21:29 Il avait jamais peur d'innover, il avait jamais peur de s'attaquer à de grandes questions.
21:32 Il faisait toujours avec un sentiment et une demande et une envie très fortes de justice sociale.
21:38 Il ne l'a jamais fait en attendant quoi que ce soit en retour.
21:41 Je veux dire, Daniel, il ne voulait pas devenir un politique,
21:43 il voulait participer à la chose politique pour améliorer la construction de la cité.
21:48 Et malheureusement, il était quand même assez unique de ce point de vue-là, en son genre.

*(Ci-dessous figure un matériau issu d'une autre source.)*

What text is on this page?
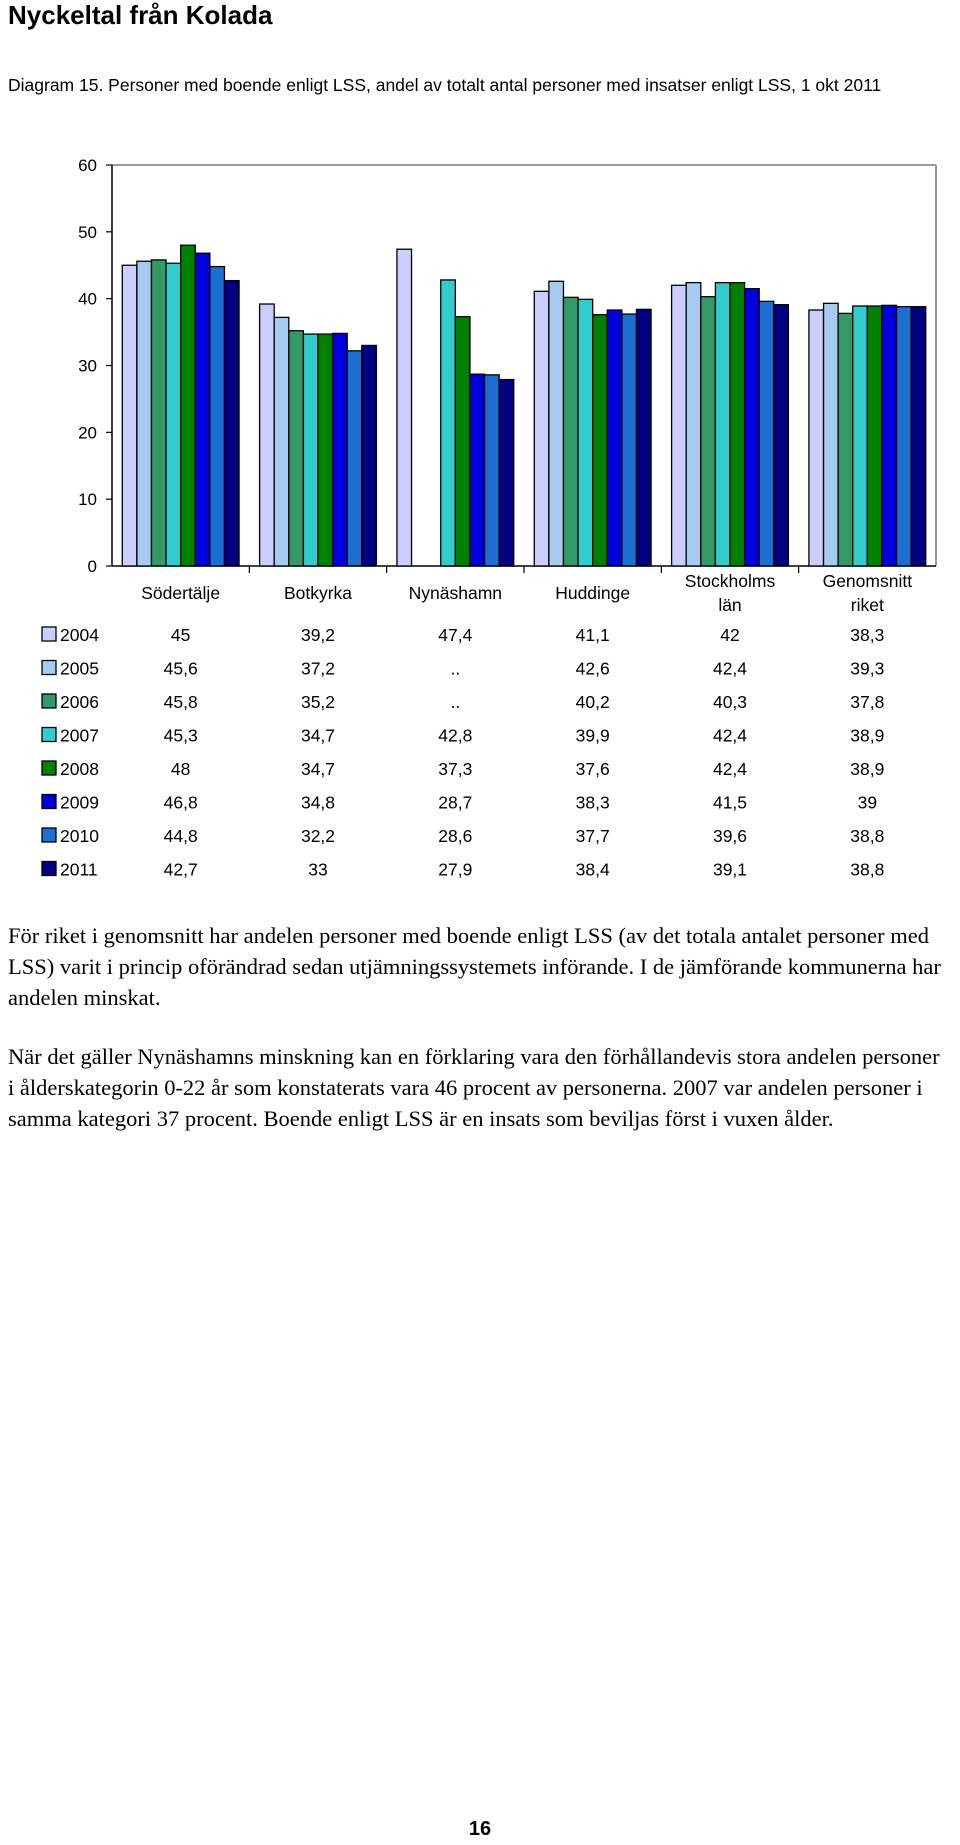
Nyckeltal från Kolada
Diagram 15. Personer med boende enligt LSS, andel av totalt antal personer med insatser enligt LSS, 1 okt 2011
0
10
20
30
40
50
60
Södertälje	Botkyrka	Nynäshamn	Huddinge
Stockholms
län
Genomsnitt
riket
2004	45	39,2	47,4	41,1	42	38,3
2005	45,6	37,2	..	42,6	42,4	39,3
2006	45,8	35,2	..	40,2	40,3	37,8
2007	45,3	34,7	42,8	39,9	42,4	38,9
2008	48	34,7	37,3	37,6	42,4	38,9
2009	46,8	34,8	28,7	38,3	41,5	39
2010	44,8	32,2	28,6	37,7	39,6	38,8
2011	42,7	33	27,9	38,4	39,1	38,8
För riket i genomsnitt har andelen personer med boende enligt LSS (av det totala antalet personer med LSS) varit i princip oförändrad sedan utjämningssystemets införande. I de jämförande kommunerna har andelen minskat.
När det gäller Nynäshamns minskning kan en förklaring vara den förhållandevis stora andelen personer i ålderskategorin 0-22 år som konstaterats vara 46 procent av personerna. 2007 var andelen personer i samma kategori 37 procent. Boende enligt LSS är en insats som beviljas först i vuxen ålder.
16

21:51 - Aujourd'hui, une partie de son héritage, c'est l'école d'économie de Paris, ou Paris School of Economics.
21:57 Il a fondé cette école en 2006 avec Thomas Piketty.
22:01 École où vous enseignez donc, Gabrielle Zuckman, où vous avez étudié, Julia Cagé,
22:05 dont vous êtes devenue la présidente, Esther Duflo.
22:08 Avec l'école d'économie de Paris, l'ambition de Daniel Cohen était de créer une école
22:13 capable de rivaliser avec les grandes universités anglo-saxonnes à l'échelle mondiale.
22:18 Paris tenue ?
22:19 - Oui, Paris tenue !
22:22 - Vous pouvez sourire, si le Paris est tenu !
22:25 - Le Paris est tenu par eux, par lui, par ce qui s'est fait toutes ces dernières années.
22:35 Parce que ça a quand même réussi. C'est une réunion de partenaires.
22:42 C'est de mettre ensemble des forces différentes, l'université avec Paris 1,
22:48 l'école normale, l'école des hautes études, le CNRS,
22:51 pour construire un tout qui était plus grand que la somme des parties.
22:55 Et je crois que c'est ça le Paris tenu.
22:57 C'est-à-dire que ce n'est pas juste une enveloppe qui réunit tout ce monde,
23:02 c'est un projet qui a réussi du coup par son appel et l'enthousiasme de Thomas Piketty,
23:11 de Daniel Cohen et des autres qui l'ont mené.
23:14 Jean-Olivier Ayrault aujourd'hui qui dirige l'école d'économie de Paris.
23:19 C'est du coup des appels. Le J-PAL, mon laboratoire, est venu il y a quelques années.
23:24 EUTAX est venu. Le World Inequality Lab s'y est créé.
23:30 - On revient en France, faire de l'économie.
23:32 - L'Institut des politiques publiques qui a un rôle absolument clé dans nos débats s'y est créé.
23:40 Et finalement c'est une force de proposition, de travail académique, intellectuel et engagé dans la cité
23:47 qui est tout à fait à l'image de Daniel.
23:49 - Merci à tous les trois d'avoir rendu hommage ce matin au micro d'Inter à Daniel Cohen.
23:54 Le titre de ce livre posthume "Une brève histoire de l'économie" que vous préfacez, Esther Duflo.
24:02 Il est publié chez Albin Michel, tout comme Daniel Cohen, l'économiste qui voulait changer le monde.
24:08 je crois que le titre est parfait. Merci encore à tous les trois.